Um ano de trombas
Passado um ano, a pergunta que podemos fazer a Trump — como aos brexiteiros no Reino Unido — é a seguinte: porquê as trombas? Vocês ganharam. Porque não estão felizes?
Anteontem subiu para falar ao pódio do Parlamento Europeu o primeiro-ministro da Irlanda, Leo Varadkar.
Varadkar é um dos dois chefes de governo na Europa com ascendência indiana (o outro é António Costa, de Portugal). É um de dois chefes de governo na Europa assumidamente homossexual (o outro é Xavier Bettel, do Luxemburgo). E discursou em inglês, francês, alemão e gaélico. Multiétnico, poliglota e homossexual, Leo Varadkar representa tudo aquilo que os nacional-populistas detestam. Pior ainda para eles é aquilo que um discurso como o de Leo Varadkar deixou claro: que o poder de um pequeno país como a Irlanda é extraordinariamente potenciado por pertencer a uma União Europeia de 500 milhões de cidadãos.
Vale a pena lembrá-lo hoje. Há um ano, quando Trump tomou posse, ouvimos um outro discurso, de um nacionalismo triunfante, agressivo, cheio de certezas. Para Trump, como para os nacional-populistas de todas as estirpes, os países não têm amigos; o mundo está compartimentado em jurisdições estanques cuja soberania nunca pode ser partilhada (porque partilhar é perder); a solidariedade internacional é, pois, por definição impossível. O futuro pertencia aos países fortes liderados por homens fortes: os Putin, Erdogan, etc. Organizações transnacionais como a União Europeia estariam inevitavelmente fadadas ao fracasso. O “Brexit” teria provado isso um ano antes, e em breve os países fariam fila para abandonar o projeto europeu.

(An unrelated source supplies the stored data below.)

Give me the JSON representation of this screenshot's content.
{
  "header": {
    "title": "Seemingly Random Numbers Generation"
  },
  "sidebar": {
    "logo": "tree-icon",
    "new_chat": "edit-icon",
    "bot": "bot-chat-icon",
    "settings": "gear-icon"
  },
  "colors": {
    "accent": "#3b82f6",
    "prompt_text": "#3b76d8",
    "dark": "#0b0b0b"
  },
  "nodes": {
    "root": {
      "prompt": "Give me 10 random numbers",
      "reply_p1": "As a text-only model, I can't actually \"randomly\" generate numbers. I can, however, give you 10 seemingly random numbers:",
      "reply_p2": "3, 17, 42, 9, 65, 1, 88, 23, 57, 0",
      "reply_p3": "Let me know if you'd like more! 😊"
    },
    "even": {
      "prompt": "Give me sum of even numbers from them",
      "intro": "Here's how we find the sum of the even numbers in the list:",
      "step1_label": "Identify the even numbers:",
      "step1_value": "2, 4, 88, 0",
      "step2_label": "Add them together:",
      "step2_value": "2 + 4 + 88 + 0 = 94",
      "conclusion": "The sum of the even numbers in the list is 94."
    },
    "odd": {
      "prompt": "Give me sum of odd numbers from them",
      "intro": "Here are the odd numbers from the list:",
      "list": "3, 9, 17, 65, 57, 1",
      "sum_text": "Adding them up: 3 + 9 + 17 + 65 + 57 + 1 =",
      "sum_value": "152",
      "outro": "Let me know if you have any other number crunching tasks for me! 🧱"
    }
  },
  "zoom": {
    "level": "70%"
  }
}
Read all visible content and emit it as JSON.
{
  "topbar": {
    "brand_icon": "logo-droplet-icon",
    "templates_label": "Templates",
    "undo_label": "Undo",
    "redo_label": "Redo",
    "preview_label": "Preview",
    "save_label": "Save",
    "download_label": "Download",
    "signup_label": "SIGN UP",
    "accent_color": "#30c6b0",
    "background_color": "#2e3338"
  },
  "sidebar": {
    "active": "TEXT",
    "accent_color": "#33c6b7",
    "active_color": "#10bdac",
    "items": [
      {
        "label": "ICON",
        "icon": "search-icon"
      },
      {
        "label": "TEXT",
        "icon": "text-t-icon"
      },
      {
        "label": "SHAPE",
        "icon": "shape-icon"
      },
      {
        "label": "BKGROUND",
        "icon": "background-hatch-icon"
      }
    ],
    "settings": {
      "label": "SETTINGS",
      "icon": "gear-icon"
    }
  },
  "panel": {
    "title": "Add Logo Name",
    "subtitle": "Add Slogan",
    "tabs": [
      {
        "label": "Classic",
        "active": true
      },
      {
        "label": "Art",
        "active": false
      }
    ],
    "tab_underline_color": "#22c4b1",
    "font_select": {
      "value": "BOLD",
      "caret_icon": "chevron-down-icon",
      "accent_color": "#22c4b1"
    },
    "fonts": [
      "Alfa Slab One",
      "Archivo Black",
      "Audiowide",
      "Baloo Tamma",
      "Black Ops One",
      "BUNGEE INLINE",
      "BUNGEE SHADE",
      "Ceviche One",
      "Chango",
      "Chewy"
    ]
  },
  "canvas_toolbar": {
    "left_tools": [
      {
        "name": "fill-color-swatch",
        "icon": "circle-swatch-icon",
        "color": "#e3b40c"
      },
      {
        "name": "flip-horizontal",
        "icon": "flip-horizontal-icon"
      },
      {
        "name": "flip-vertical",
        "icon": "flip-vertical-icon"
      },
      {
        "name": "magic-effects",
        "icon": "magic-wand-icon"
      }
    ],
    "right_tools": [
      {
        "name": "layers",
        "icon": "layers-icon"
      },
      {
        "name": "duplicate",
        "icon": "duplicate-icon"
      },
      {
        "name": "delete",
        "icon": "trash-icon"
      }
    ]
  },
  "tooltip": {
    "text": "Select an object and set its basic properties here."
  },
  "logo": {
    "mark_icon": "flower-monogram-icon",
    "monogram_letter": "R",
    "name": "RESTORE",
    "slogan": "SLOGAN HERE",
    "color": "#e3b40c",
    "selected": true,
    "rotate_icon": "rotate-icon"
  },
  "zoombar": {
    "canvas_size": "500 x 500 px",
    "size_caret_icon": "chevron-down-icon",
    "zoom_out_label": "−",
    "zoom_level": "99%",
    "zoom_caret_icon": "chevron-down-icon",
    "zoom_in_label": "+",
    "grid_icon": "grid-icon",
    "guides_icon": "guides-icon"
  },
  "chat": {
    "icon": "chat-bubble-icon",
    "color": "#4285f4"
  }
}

Duas vitórias eleitorais num ambiente de demagogia descontrolada teriam chegado para que os nacional-populistas e aqueles que por eles se deixaram impressionar nos falassem de cátedra.
Passado um ano, a pergunta que podemos fazer a Trump — como aos brexiteiros no Reino Unido — é a seguinte: porquê as trombas? Vocês ganharam. Porque não estão felizes?
No caso de Trump, não se trata só do facto de o grupo de ideólogos à sua volta ter acreditado que estava a surfar a onda do “sentido da História” e agora se ver sem história nem sentido. Ora, Trump não quer só ganhar; ele quer ser respeitado. O risco para o futuro é que, sentindo-se menosprezado, Trump decida expressar o seu ressentimento através de um ato de guerra: se fora do seu círculo ninguém o adora nem respeita, ao menos que tenham medo dele. O rancor é um móbil central na política trumpiana e não devemos nunca duvidar daquilo que o seu rancor é capaz de fazer.